• A cinquante jours de l'échéance électorale, le débat n'a pas vraiment refait surface, malgré un appel à la grève des enseignants lancé pour jeudi.

    La réforme des rythmes scolaires, un enjeu des élections municipales ? On a commencé à le penser à l'été 2013, en voyant s'allonger la liste des 20 % de communes – majoritairement de gauche – optant pour un retour à la semaine de 4,5 jours dès septembre. On y croyait fermement à l'automne, après l'appel au « boycott » lancé par Jean-François Copé, chef de file de l'UMP et maire de Meaux (Seine-et-Marne), relayé par un certain nombre d'élus de droite et du centre.

    Mais à cinquante jours de l'échéance électorale, la polémique n'a pas vraiment refait surface.
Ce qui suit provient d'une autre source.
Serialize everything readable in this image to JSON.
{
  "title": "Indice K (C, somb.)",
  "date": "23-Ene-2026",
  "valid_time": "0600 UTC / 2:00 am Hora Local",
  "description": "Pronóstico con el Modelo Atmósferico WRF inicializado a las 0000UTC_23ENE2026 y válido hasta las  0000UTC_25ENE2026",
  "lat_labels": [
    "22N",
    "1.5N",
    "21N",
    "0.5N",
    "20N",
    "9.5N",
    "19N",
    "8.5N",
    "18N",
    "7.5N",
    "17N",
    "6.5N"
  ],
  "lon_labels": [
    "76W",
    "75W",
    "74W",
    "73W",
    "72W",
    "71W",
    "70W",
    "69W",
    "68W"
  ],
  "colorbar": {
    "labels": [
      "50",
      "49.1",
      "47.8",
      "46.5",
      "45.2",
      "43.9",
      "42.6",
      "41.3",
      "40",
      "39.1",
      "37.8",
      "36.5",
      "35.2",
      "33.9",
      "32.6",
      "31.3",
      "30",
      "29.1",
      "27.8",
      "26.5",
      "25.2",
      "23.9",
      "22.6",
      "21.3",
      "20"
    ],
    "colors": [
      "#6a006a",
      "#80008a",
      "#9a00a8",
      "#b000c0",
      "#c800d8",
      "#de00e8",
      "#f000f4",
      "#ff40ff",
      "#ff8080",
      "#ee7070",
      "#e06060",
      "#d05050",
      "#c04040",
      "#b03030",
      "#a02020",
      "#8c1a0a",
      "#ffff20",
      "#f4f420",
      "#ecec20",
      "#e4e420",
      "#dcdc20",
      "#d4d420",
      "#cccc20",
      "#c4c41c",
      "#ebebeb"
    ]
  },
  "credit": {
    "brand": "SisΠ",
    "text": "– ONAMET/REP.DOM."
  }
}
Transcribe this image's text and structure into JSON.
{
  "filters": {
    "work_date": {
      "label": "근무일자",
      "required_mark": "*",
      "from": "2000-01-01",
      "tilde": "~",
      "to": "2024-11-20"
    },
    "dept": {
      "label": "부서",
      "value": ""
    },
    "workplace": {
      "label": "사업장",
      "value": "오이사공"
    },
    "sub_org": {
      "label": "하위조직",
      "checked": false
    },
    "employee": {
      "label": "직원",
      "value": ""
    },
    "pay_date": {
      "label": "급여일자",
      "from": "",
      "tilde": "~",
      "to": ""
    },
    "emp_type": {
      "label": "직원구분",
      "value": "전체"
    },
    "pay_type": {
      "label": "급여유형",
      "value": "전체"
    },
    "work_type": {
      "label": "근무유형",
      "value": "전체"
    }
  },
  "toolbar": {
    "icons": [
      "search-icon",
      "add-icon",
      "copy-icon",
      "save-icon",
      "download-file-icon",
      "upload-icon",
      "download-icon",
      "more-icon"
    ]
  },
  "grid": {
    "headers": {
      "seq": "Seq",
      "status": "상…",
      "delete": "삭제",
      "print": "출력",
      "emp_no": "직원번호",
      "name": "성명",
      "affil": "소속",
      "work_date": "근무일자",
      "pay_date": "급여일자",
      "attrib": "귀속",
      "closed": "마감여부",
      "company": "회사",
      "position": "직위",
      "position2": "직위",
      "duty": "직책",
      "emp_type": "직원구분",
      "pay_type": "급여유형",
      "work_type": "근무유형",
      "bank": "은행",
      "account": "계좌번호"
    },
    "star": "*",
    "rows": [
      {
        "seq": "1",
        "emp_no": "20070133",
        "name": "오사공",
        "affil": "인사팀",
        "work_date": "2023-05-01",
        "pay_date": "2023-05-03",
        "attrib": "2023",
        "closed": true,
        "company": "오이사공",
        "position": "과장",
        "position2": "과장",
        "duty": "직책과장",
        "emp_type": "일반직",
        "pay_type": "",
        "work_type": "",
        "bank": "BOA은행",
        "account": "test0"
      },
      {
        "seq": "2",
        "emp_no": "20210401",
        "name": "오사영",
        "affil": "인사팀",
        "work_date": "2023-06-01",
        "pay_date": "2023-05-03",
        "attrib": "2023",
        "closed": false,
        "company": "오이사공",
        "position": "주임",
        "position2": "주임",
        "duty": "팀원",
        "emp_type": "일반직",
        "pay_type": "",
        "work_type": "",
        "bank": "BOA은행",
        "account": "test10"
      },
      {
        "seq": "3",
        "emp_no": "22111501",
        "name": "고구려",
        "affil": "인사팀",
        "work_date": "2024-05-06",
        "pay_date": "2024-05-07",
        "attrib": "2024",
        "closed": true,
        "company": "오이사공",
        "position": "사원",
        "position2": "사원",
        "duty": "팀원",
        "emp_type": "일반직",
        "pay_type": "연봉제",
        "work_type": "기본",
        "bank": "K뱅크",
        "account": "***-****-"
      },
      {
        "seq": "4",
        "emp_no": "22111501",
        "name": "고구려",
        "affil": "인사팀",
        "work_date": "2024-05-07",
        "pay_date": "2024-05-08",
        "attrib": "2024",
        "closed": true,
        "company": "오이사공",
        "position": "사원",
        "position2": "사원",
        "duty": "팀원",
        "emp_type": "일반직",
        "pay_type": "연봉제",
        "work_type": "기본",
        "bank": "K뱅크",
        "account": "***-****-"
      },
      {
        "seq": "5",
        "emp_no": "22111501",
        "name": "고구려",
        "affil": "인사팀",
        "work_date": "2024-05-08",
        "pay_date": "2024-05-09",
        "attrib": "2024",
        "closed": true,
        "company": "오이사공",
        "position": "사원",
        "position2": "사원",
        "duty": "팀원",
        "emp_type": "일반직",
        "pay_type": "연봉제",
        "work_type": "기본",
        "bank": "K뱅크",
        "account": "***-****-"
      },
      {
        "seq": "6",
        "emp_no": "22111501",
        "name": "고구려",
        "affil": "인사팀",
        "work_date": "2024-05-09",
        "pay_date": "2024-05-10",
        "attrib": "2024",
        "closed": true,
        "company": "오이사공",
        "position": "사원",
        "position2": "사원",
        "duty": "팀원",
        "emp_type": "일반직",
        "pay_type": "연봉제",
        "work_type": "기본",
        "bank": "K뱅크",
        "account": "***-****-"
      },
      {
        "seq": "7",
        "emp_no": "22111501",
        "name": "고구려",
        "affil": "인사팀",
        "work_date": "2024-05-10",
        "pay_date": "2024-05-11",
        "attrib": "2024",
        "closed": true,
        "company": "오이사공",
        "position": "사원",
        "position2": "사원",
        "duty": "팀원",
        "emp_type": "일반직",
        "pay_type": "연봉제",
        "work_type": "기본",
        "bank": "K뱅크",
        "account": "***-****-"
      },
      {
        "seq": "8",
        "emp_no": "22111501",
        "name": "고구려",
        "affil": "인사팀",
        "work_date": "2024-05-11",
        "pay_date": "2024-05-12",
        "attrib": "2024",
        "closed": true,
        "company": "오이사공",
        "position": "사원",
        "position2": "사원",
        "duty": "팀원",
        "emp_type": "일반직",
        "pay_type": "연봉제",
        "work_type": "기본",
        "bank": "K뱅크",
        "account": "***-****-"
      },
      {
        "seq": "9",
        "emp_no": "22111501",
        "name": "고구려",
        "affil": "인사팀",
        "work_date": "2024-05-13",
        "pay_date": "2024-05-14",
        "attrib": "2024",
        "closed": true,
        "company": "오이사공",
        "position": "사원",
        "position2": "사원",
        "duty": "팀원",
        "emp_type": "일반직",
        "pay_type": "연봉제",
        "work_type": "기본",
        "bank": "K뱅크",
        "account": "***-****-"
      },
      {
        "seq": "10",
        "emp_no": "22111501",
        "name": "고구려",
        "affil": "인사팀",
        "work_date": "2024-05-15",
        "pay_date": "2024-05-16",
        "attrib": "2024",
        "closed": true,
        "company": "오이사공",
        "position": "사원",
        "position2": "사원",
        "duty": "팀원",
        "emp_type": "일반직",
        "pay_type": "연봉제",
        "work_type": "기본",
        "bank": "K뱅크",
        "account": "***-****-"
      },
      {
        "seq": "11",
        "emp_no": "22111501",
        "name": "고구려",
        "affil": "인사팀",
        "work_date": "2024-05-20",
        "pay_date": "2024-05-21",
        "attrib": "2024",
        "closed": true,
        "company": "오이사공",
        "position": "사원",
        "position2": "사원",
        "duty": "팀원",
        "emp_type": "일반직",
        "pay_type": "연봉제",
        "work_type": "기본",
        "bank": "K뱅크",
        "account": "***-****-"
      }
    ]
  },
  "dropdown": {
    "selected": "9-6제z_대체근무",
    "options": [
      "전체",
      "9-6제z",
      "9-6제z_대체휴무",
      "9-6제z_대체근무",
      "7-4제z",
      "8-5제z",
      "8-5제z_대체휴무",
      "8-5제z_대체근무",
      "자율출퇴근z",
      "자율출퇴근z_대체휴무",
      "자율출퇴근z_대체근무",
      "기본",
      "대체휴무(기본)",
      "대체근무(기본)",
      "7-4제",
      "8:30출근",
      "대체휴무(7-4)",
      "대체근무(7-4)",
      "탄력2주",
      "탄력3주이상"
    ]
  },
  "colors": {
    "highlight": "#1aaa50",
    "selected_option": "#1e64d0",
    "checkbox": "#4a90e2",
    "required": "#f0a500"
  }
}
Ou pas encore : un appel à la grève des enseignants a bien été lancé, ce jeudi 13 février, en Seine-Saint-Denis – où seulement 5 villes sur 40 ont déjà changé de rythmes –, mais il reste pour l'heure « circonscrit », reconnaît-t-on au SNUipp-FSU.

    Le principal syndicat d'enseignants du primaire a opté pour la prudence, surtout depuis que son appel à la mobilisation, le 5 décembre, n'a été suivi selon ses chiffres que par 40 % des enseignants au niveau national – 20 % d'après le ministère de l'éducation.

    UNE RÉSISTANCE PERSISTANTE

    La bataille des rythmes serait-elle déjà gagnée, alors que 80 % des villes doivent encore la livrer ? C'est ce qu'a assuré Paul Raoult, le président de la principale fédération de parents, la FCPE. « On est passé à la phase de construction et de préparation de la rentrée 2014, qui, je pense, se prépare avec une certaine sérénité », a-t-il affirmé le 6 février.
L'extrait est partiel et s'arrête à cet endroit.